Évaluation de l'oral spontané – retour d'expérience publié le 30/06/2015

Premier bilan d'une année de mise en pratique

Aux origines du projet

En octobre 2014, le CARDIE de Poitiers publiait un article qui formulait les termes de l’expérience que je comptais mener au collège Camus de La Rochelle.
Je souhaitais lutter contre les effets délétères d’une timidité induite par nos pratiques pédagogiques, tolérée ou acceptée dans la conduite des cours, défendue aussi par l’idée que celle-ci serait liée à un déterminisme social, culturel voire même ancrée dans une certaine "génétique", construite et amplifiée par l’usure et l’appauvrissement des pratiques d’évaluation qui préfèrent une évaluation écrite corrigée en différé à une évaluation de l’oral en situation de travail in situ et in vivo.

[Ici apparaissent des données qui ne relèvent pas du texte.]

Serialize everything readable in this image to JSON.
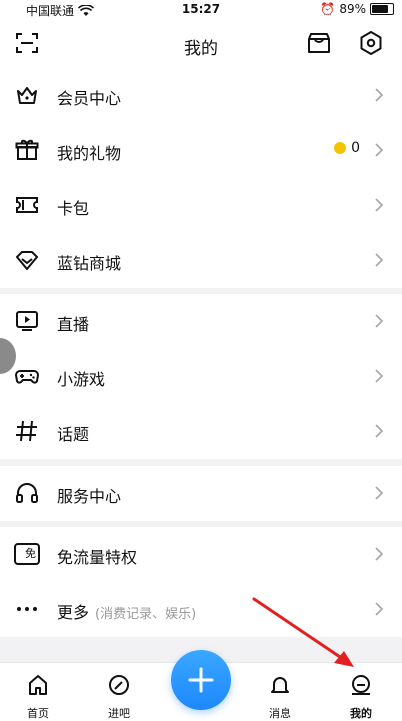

Le fait que la pratique de la colle soit un outil particulièrement pertinent en classes préparatoires aux concours d’entrée aux grandes Écoles peut nous laisser songeur sur le fait que seuls les élites bénéficient de ce régime qui permet d’évaluer le plus finement le degré de compétences acquises de l’étudiant...
L’observation du comportement des élèves des cycles 1, 2 et 3 ne permet pas d’établir un tel pronostic qui condamnerait à l’amuïssement puis à l’extinction la parole de l’enfant devenu élève puis adolescent-collégien... Quelques "timides" déjà (si peu, je le répète, comparés aux adolescents...) mais aussi et surtout, beaucoup d’engagement, de spontanéité et de sincérité ; nos pratiques conjuguées aux bouleversements physiologiques, psychiques et sociologiques de l’adolescence doivent donc amplifier ce mouvement d’abandon de la participation orale spontanée en classe, laissant seule une poignée d’élèves agir sur leurs apprentissages pour mieux les comprendre et mieux les assimiler. Les autres doivent bien s’ennuyer...
Et si l’École résistait à ce désordre, ou, à tout le moins, bornait son extension ?
L’envie de stimuler cette pratique de l’oral en évaluant régulièrement la prise de parole spontanée pour imposer de meilleurs comportements d’apprentissage m’a permis de rendre compte de la situation et d’initier certains changements de comportement.


Évolution des outils

Loutil de communication de cette évaluation n’a évolué qu’une seule fois (et au début...) ; la grille est déjà originale et il ne s’agissait pas de confronter en permanence les élèves à des nouveautés mais plutôt de les confronter à des indicateurs permanents dont la valeur est reconnue.
La note initiale proposée est fixée à 12/20 pour stimuler le développement personnel et rester ainsi de manière plus significative dans la zone proximale de développement de chacun. Une certaine conception "déterministe" derrière laquelle les élèves, les parents et les professeurs peuvent se cacher est ici plutôt estompée (la grille permet à chacun de trouver la meilleure posture pour valoriser ses compétences) ; je tente de raccrocher certains en leur montrant qu’ici leur est proposé un catalogue de marqueurs communs qui appellent des corrections et des modifications du comportement, en leur montrant aussi l’intérêt à porter à la participation orale en classe pour s’améliorer, progresser et réussir. Les efforts à produire ne sont jamais inaccessibles ; à la lecture de la grille, ce sont les élèves qui déterminent ceux qu’ils sont prêts à consentir et comptent produire par rétroaction.
Je n’ai pas exploité la partie inférieure de la grille qui évaluait d’autres comportements ; je l’ai cependant conservée car elle me semble encore particulièrement formative...
Ce même outil peut donner lieu à une auto-évaluation ; les cibles qu’ils ont complétées étaient si justes (en dehors de deux qui "dérapaient" ; c’est la loi du genre...) que j’ai choisi d’intégrer leur auto-évaluation dans la moyenne trimestrielle, considérant que l’évaluation est inter-subjective (et que c’est la somme de ces subjectivités qui doit certainement tendre à une meilleure objectivité) et que les élèves ont personnellement ici quelque chose à en dire. Et si je reste le régulateur, je permets aux élèves d’exercer leur esprit critique sur eux-mêmes, sur la pertinence des outils et critères d’évaluation, sur la confiance réciproque professeur-élève.
J’ai assez correctement tenu et atteint mes objectifs d’évaluation initiaux puisque je suis parvenu à proposer six évaluations de l’oral spontané sur l’année 2014-2015, soit deux par trimestre, évaluations associées à celles des divers oraux préparés ; je consacrais généralement une heure à produire cette évaluation pour l’ensemble des élèves de la classe.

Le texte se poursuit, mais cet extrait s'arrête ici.